Proposed Uber and Lyft rules will likely harm drivers, not help
Citing unsafe working conditions, low pay, and exploitation, DFL legislators are trying to pass a law (HF2369/SF2319) that will add new rules for ridesharing software companies like Uber and Lyft. Specifically, the proposed bill, among other things, requires:
- Uber and Lyft to pay a minimum rate to each driver per minute and mile
- Uber and Lyft to have a hearing for drivers before imposing any type of sanction, including deactivation
- Uber and Lyft to prevent discrimination on the basis of gender, race, and sexuality, among others.
- Uber and Lyft to provide payment information to drivers, including how much a customer has paid.
If the law passes, drivers would be able to sue these companies for failure to adhere to any of these provisions.
The bill’s primary sponsor in the House, Representative Hodan Hassan claimed during a Wednesday House floor discussion that Uber and Lyft drivers face unsafe working conditions, risks among which could include being spat on by a customer. Despite providing no evidence, she claimed that drivers could have their accounts unfairly deactivated due to customers discriminating against them (for something like their accent). In addition, despite drivers paying for everything (gas, car, insurance), they do not take the majority of what companies pay.
This bill then would remedy all these issues by providing protections to drivers and raising their pay. In fact, in a recent amendment, the bill would provide Uber and Lyft drivers the same protections as transit operators, giving harsher penalties to customers who commit crimes against them.
The problem with the bill
There is a problem with this type of reasoning, however. For one, Uber and Lyft are not transportation companies, as the bill defines them. They are digital platforms that allow drivers to connect with customers. Drivers are not employees of Uber or Lyft either. They are independent contractors who use Uber or Lyft’s platform to connect with riders.
By definition, independent contractors assume all the risks and costs associated with employment. That is not only true of Uber or Lyft drivers, but all other independent contractors. In return, they also do get to enjoy benefits not available in traditional employment — like flexibility. There is a tradeoff here that cannot be ignored.
By imposing such rules the Minnesota legislature will not only raise the cost of providing services for Uber and Lyft but also significantly change the nature of the working relationship between drivers and these platforms, which would negatively impact drivers and not help them.

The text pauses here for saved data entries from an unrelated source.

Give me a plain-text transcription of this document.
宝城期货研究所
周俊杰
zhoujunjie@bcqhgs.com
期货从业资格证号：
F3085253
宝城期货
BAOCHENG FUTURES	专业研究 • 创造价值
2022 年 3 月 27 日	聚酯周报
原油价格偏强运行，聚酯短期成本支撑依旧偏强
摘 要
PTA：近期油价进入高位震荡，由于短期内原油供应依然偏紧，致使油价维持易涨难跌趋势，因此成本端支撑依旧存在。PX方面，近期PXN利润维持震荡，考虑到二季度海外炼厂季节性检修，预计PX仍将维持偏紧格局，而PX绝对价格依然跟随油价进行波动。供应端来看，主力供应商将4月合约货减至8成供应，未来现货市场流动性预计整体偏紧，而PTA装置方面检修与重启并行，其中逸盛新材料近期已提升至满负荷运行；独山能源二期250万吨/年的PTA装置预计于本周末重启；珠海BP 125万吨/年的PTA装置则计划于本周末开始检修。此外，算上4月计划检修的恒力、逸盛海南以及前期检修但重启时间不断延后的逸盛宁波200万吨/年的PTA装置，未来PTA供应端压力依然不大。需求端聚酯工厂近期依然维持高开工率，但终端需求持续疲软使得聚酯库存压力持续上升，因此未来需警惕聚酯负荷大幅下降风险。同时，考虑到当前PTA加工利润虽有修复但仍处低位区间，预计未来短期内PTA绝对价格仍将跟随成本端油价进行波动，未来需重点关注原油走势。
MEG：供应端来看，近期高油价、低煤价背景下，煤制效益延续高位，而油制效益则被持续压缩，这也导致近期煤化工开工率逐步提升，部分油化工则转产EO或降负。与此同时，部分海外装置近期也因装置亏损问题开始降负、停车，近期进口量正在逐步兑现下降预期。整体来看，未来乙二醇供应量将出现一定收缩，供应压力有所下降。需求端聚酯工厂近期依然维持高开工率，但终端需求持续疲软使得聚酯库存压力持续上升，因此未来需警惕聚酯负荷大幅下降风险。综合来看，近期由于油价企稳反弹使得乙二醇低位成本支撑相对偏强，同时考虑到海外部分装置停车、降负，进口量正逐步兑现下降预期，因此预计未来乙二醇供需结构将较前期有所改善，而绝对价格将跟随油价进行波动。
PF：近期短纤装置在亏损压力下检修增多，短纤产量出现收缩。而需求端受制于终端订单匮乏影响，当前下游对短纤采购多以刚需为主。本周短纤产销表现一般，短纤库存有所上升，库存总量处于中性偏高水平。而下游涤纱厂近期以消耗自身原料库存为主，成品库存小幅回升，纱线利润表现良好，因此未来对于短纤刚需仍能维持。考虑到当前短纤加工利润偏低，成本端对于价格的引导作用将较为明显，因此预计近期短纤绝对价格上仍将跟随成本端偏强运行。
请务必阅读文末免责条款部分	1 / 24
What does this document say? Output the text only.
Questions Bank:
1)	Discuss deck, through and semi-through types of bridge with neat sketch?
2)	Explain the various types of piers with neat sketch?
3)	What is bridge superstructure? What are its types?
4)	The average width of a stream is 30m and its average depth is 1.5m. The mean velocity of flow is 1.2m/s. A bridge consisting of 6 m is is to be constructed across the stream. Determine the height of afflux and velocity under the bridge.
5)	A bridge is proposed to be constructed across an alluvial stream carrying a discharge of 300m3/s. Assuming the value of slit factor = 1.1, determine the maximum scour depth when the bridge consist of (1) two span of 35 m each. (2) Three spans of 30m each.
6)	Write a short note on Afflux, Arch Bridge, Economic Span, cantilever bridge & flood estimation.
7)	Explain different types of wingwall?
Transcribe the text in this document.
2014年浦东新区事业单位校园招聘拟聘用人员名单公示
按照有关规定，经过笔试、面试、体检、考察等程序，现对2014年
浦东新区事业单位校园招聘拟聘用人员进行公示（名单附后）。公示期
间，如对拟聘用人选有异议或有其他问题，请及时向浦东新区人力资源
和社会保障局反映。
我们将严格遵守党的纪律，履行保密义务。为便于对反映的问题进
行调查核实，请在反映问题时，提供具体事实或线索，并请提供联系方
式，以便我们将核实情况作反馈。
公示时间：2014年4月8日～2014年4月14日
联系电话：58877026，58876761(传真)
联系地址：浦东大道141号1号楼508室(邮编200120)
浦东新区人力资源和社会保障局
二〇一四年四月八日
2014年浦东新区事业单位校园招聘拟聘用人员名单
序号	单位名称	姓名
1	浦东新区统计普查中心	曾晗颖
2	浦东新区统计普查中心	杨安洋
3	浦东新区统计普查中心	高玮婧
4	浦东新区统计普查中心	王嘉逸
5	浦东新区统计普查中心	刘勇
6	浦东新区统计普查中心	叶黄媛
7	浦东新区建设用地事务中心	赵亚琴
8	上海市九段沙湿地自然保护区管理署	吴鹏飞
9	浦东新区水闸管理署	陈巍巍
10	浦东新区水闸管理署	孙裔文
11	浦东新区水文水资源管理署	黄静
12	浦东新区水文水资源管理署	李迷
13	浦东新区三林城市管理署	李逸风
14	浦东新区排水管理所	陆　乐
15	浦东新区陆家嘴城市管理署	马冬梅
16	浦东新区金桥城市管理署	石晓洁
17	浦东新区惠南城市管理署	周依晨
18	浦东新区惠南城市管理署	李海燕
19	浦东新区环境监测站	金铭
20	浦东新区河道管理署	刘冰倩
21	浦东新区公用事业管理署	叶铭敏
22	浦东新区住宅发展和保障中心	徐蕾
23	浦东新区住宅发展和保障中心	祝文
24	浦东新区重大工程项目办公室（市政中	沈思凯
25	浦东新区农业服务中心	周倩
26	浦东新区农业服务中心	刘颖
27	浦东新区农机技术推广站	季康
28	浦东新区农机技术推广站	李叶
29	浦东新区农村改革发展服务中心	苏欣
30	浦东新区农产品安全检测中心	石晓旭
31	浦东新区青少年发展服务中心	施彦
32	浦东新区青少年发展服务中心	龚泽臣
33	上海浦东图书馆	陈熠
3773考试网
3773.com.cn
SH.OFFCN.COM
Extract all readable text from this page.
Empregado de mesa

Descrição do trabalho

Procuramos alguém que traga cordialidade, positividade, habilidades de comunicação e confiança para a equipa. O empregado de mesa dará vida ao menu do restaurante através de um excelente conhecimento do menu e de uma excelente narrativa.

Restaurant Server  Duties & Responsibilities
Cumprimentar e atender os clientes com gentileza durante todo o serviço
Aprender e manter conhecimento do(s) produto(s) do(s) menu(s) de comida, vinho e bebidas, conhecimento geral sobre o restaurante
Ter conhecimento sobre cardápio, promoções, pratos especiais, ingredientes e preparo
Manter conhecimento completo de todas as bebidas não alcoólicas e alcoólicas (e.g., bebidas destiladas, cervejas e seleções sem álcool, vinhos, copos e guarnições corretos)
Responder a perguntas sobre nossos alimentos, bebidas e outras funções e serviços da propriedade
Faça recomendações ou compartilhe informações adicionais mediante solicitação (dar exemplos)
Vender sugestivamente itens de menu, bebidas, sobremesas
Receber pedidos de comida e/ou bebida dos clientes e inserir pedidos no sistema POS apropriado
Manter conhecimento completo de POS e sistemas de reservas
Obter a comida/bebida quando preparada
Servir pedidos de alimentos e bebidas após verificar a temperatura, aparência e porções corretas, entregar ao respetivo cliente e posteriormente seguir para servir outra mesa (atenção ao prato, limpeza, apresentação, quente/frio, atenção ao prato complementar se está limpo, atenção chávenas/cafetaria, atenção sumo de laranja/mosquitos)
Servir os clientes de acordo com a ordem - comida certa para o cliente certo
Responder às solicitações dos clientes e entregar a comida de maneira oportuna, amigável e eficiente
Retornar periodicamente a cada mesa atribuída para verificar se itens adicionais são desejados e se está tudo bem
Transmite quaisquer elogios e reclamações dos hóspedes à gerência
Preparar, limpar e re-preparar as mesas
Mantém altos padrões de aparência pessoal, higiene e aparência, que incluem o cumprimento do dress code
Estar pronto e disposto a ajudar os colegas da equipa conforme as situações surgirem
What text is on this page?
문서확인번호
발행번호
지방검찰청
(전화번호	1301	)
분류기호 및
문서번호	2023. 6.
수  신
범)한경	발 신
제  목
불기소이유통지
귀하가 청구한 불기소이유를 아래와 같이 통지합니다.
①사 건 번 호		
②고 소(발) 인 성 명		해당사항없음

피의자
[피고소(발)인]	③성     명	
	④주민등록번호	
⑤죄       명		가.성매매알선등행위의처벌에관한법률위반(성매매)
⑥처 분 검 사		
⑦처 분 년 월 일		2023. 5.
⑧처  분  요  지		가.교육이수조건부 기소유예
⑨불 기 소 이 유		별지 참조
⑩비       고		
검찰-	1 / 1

Interestingly Representative Hassan said she made sure that the bill calls for lower minimum pay rates for Greater Minnesota because this will ensure that Uber and Lyft stay affordable for customers in Greater Minnesota, who often have longer commutes. So, it’s easy to assume that Representative Hassan is aware that these proposals will raise costs for customers. For some reason, however, she cannot go the extra step and rightly conclude that by raising prices for customers, the provisions would dry up business for drivers. So, instead of the minimum payment, they get zero. The same will happen if Uber limits its services or shut down, as it has warned.
There is no evidence that Uber drivers are somehow less safe than all other workers, or that they are discriminated against, or exploited. These companies also already provide drivers with information on pay and allow them to appeal unfounded deactivations.
This bill is trying to solve non-existent problems. And to the extent that it will increase pay for providers, it will do so by raising costs for customers, reducing job opportunities for drivers. According to Uber, if this bill passes, the Twin Cities will have some of the highest prices for rides in the country.
When crafting policy, results matter, not intentions. Laws intended to help workers more often than not end up doing more harm than good. When California passed AB5 to protect gig workers, for example, the law ended up costing gig workers their jobs.